Saturday, 4 June 2016

The Heat of the Day by Elizabeth Bowen

What always confuses me about Elizabeth Bowen is that I don't enjoy her more. This is the third book by her that I've read, and I get the same impression from all of them; the writing is tremendously beautiful, deep and perceptive, really a modernist (late modernist) treasure, but something about it leaves me cold. I don't know what it is, and it frustrates me to no end. It might be that I never really 'believe' the characters; they all strike me as a little odd, a little lopsided. The imagery and language she uses are devastating, yet I find my attention wandering. With this novel, what really unsteadied me is the shifting of pace.

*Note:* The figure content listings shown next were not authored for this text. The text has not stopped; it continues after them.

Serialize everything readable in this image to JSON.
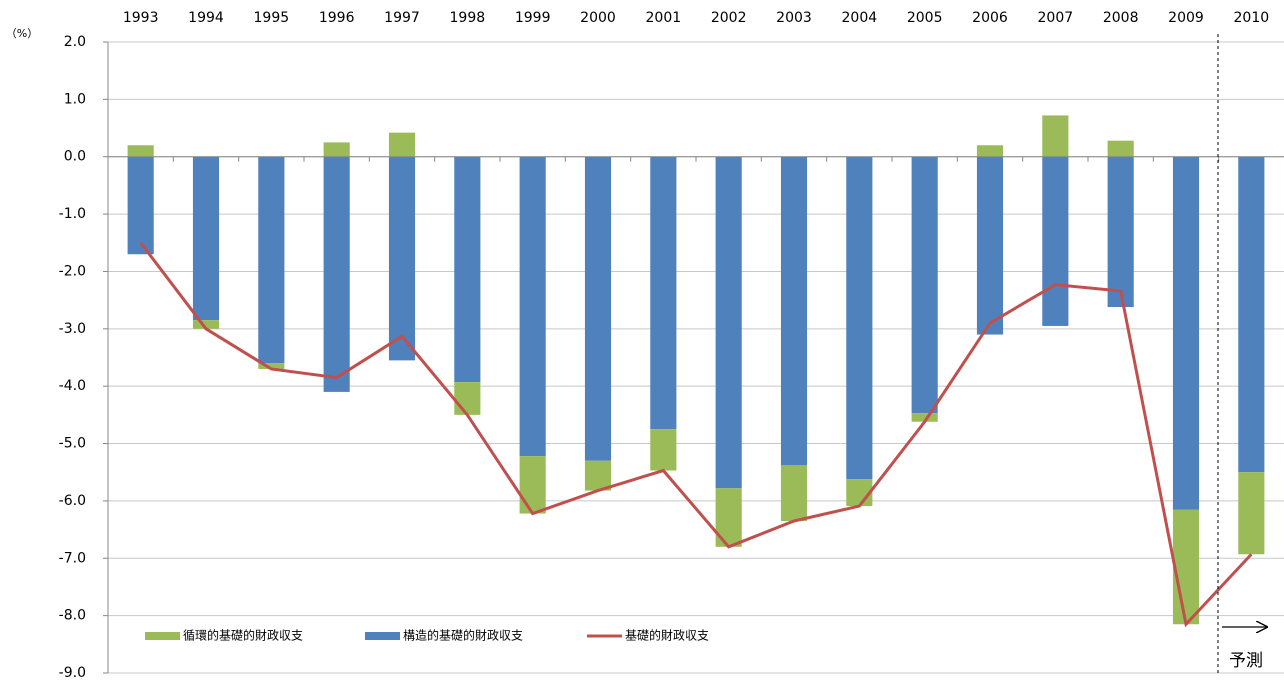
{
  "chart_data": {
    "type": "bar",
    "y_label": "（%）",
    "annotation": "予測",
    "categories": [
      "1993",
      "1994",
      "1995",
      "1996",
      "1997",
      "1998",
      "1999",
      "2000",
      "2001",
      "2002",
      "2003",
      "2004",
      "2005",
      "2006",
      "2007",
      "2008",
      "2009",
      "2010"
    ],
    "series": [
      {
        "name": "循環的基礎的財政収支",
        "type": "bar",
        "color": "#9bbb59",
        "values": [
          0.2,
          -0.15,
          -0.1,
          0.25,
          0.42,
          -0.57,
          -1.0,
          -0.52,
          -0.72,
          -1.02,
          -0.97,
          -0.47,
          -0.15,
          0.2,
          0.72,
          0.28,
          -2.0,
          -1.43
        ]
      },
      {
        "name": "構造的基礎的財政収支",
        "type": "bar",
        "color": "#4f81bd",
        "values": [
          -1.7,
          -2.85,
          -3.6,
          -4.1,
          -3.55,
          -3.93,
          -5.22,
          -5.3,
          -4.75,
          -5.78,
          -5.38,
          -5.62,
          -4.47,
          -3.1,
          -2.95,
          -2.62,
          -6.15,
          -5.5
        ]
      },
      {
        "name": "基礎的財政収支",
        "type": "line",
        "color": "#c0504d",
        "values": [
          -1.5,
          -3.0,
          -3.7,
          -3.85,
          -3.13,
          -4.5,
          -6.22,
          -5.82,
          -5.47,
          -6.8,
          -6.35,
          -6.09,
          -4.62,
          -2.9,
          -2.23,
          -2.34,
          -8.15,
          -6.93
        ]
      }
    ],
    "ylim": [
      -9,
      2
    ],
    "yticks": [
      {
        "value": 2,
        "label": "2.0"
      },
      {
        "value": 1,
        "label": "1.0"
      },
      {
        "value": 0,
        "label": "0.0"
      },
      {
        "value": -1,
        "label": "-1.0"
      },
      {
        "value": -2,
        "label": "-2.0"
      },
      {
        "value": -3,
        "label": "-3.0"
      },
      {
        "value": -4,
        "label": "-4.0"
      },
      {
        "value": -5,
        "label": "-5.0"
      },
      {
        "value": -6,
        "label": "-6.0"
      },
      {
        "value": -7,
        "label": "-7.0"
      },
      {
        "value": -8,
        "label": "-8.0"
      },
      {
        "value": -9,
        "label": "-9.0"
      }
    ],
    "grid": true
  }
}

It's set during (and after) the Blitz in London and is about a woman who is told that her lover is a spy, passing information to the Nazis. The pace keeps shifting from spy and noir novel pageturner full of struggles over morality and loyalty to sudden modernist explorations of past, present, history, identity, family, love, the usual. It's very hard for me to shift gears like that when I'm reading. However, this is probably my fault. The writing is stunning, and it's one of the most evocative descriptions of London during the Blitz that I have ever read, I feel like I understand the atmosphere, the spirit, the very daily life of people at the time.

Quote:
But they were not alone, nor had they been from the start, from the start of love. Their time sat in the third place at the table. They were the creatures of history, whose coming together was of a nature possible in no other day... The relation of people to one another is subject to the relations of each to time, to what is happening... Could these two have loved each other better at a better time? At no other would they have been themselves; what had carried their world to its hour was in their bloodstreams... In dwelling upon the constant for our reassurance, we forget that the loves in history have been agonizingly modern loves in their day. War at present worked as a thinning of the membrane between the this and the that, it was a becoming apparent but then what else is love?